It was 75 years ago when oil was initially detected in the Bakken shale of North Dakota. Some 60 years later, the technology finally caught up to the oil and gas risk assessment criteria. Horizontal drilling and hydraulic fracturing were combined to harvest the oil from the shale. At that time, oil was peaking at over $100 per barrel, which was a sufficient incentive for companies to drill costly shale wells.
After the price of oil dropped below $50 per barrel, more than a few analysts theorized that the shale boom would die due to the high cost of drilling into shale. However, that turned out to be untrue. Subsequent oil and gas cost engineering and drilling innovations have lowered the costs of shale drilling. The industry may have slowed, but it has not been halted. Cost-saving advances in shale drilling have not only kept the industry alive, they have enabled it to continue despite the lower oil prices that experts predicted would make such enterprises unprofitable.
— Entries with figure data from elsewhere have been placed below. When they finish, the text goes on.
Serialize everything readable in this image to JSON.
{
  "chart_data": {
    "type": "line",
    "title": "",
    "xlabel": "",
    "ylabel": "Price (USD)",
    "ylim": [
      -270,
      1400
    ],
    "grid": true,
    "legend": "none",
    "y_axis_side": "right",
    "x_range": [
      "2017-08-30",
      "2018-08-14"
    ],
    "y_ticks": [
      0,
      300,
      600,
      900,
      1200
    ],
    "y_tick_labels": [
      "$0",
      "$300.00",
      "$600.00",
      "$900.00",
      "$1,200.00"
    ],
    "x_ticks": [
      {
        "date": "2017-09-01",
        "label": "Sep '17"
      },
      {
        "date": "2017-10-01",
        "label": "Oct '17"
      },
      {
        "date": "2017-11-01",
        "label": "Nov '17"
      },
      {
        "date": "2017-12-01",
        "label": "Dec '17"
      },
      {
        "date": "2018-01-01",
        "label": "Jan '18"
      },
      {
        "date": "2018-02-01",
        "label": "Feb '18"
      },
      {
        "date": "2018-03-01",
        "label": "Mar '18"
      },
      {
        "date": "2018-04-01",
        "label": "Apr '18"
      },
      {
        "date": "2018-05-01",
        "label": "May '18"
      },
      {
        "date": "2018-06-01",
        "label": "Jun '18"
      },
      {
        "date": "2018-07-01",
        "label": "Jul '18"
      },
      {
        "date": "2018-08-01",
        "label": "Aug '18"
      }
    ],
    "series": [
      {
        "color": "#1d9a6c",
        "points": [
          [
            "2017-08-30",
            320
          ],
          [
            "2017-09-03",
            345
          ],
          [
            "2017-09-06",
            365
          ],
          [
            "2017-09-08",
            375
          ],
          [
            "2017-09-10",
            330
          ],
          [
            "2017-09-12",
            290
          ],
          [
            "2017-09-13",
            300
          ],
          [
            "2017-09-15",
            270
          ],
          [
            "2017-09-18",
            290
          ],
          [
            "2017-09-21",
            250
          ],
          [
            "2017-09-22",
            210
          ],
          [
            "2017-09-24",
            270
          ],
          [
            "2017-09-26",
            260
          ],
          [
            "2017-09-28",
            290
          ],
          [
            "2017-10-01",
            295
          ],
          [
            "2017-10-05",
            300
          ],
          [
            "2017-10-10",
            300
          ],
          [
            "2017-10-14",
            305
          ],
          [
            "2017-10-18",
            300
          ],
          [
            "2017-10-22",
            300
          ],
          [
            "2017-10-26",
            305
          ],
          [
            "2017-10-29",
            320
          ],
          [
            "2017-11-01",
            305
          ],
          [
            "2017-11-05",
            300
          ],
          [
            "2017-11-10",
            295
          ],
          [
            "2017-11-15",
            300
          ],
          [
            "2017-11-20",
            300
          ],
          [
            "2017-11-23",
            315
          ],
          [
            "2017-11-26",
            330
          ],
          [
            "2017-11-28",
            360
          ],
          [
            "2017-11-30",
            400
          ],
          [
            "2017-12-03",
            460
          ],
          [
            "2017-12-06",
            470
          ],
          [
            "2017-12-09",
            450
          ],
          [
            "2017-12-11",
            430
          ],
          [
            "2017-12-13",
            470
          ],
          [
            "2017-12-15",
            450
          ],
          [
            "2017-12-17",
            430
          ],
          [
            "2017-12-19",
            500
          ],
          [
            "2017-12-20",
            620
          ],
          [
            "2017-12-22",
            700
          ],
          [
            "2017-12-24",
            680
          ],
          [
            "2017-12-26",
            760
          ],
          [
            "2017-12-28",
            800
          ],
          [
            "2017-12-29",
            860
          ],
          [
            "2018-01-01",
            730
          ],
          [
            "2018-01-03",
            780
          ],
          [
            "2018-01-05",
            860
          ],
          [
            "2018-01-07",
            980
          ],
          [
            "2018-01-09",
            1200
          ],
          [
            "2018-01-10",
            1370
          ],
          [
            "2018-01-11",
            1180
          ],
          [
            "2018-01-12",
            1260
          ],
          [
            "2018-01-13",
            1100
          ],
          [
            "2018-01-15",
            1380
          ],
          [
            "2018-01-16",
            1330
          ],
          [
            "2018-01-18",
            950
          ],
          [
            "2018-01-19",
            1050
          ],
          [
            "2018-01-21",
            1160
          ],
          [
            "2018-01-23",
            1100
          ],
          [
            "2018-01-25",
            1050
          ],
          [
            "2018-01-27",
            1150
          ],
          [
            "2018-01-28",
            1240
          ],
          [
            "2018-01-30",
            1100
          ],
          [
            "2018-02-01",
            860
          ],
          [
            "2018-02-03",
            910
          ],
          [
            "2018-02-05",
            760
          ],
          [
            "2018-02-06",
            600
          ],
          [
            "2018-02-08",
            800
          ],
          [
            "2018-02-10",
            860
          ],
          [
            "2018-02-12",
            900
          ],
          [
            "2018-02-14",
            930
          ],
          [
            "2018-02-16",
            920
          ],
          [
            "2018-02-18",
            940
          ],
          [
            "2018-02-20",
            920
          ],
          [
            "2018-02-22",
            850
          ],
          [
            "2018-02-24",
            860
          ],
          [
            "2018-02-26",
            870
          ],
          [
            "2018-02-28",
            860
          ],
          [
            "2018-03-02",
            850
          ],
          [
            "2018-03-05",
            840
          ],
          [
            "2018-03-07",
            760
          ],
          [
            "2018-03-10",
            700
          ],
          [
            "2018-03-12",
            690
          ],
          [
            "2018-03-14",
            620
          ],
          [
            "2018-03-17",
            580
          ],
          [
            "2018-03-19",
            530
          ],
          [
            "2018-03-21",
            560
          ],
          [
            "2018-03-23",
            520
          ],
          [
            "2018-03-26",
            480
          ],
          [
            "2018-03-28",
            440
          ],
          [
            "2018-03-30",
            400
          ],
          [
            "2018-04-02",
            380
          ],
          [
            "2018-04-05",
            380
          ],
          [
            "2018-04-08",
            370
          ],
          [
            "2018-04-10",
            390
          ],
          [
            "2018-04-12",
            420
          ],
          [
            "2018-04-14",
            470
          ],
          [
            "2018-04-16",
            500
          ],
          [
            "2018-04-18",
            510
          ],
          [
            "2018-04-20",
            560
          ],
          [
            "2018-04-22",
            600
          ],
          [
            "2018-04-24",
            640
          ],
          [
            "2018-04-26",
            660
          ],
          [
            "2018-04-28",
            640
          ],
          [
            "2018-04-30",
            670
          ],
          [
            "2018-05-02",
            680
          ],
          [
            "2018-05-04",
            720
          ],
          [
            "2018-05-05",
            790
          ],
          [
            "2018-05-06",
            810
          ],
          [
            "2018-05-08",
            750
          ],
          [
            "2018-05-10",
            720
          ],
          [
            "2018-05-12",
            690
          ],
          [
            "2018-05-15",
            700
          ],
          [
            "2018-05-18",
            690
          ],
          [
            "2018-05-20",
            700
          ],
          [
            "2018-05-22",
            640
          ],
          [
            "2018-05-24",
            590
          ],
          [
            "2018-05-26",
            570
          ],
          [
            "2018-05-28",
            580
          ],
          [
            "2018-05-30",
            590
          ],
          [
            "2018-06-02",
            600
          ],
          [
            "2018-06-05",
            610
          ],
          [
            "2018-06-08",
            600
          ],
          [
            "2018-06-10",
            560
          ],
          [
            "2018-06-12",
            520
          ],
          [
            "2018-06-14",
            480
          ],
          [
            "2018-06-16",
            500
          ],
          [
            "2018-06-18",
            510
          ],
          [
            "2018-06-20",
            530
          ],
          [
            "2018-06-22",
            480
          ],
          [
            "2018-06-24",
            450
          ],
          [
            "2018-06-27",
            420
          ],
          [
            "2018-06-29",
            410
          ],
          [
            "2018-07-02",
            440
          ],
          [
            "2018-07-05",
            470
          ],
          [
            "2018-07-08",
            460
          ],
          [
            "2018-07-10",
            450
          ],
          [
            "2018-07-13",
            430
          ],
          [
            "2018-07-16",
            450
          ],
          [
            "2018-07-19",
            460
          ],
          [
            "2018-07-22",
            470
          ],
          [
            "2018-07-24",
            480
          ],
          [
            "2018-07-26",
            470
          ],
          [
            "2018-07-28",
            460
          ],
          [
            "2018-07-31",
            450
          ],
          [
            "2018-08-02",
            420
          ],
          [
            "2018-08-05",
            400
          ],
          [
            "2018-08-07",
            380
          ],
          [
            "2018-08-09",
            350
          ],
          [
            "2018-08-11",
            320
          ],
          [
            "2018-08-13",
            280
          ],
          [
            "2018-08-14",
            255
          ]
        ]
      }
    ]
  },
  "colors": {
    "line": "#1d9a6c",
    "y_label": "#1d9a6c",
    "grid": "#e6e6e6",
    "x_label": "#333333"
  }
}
It is well known that the major cost of fracking was drilling the shale wells. In the recent past, it was routine for a well to be drilled that produced no oil whatsoever. That is a rarity now. The technology to find the reserves has improved along with the way the wells are drilled.
You are probably aware of the basic techniques involved in horizontal drilling and fracking. Tight shale formations can be reached a mile or more away from the well head. Once the shale has been reached, it is fractured to release the trapped natural gas and oil.
Multi-pad drilling has proven to save time and money for oil and gas producers because the drilling rig only has to be moved less than 10 yards before another well can be drilled into the same reservoir. By reducing the need for new roads, more pipelines and worker facilities, millions of dollars are saved and hundreds of man-hours are eliminated. If these features only have to be set up one time for every four wells, the reduction in labor and expenses is enormous.
Speed is a second factor that is decreasing the cost of drilling. More efficient rigs and a more experienced labor force mean greater savings. The average time it takes to drill a well for Chesapeake Energy’s Powder River Basin Project dropped from 35 days to 14 in the last two years. The cost has plummeted from $4.5 million to $2.6 million. The average drill cost per foot was lowered from $245 to $143. That means drilling costs have been reduced for Chesapeake by about 42 percent, which offsets the drop in the commodity cost.
Other companies have reported cost reductions from 2014 to 2015. Bakken well costs dropped from $7.1 million to $5.9 million. Eagle Ford wells went from $7.6 million to $6.5 million. Marcellus wells were reduced from $6.6 million to $6.1 million. Midland Basin wells fell from $7.7 million to $7.2 million and Delaware Basin well costs were lowered from $6.6 million to $5.2 million.
Older wells are also being refracked at a savings of 75 percent over drilling a new well. There are more than 50,000 old wells in the United States that could be refracked. The only thing preventing refracking from taking off is the uncertainty of where to target the fracking fluid. However, new software combined with petroleum economics courses are removing the hit-or-miss nature of refracking wells and making them cost-effective.
Oil giant Halliburton recently received $500 million in financing from Blackrock Inc. to refrack the wells of their customers. Its president Jeffrey Miller says that the relatively small market for refracking could expand significantly in the future. This would not have been possible without the strides made in analytical software and new theories regarding petroleum economics. As the science of fracking and refracking marches forward, the costs keep coming down, which enables a healthy profit despite the overall decline in the price of oil due to the overproduction by Saudi Arabia and other oil-producing countries.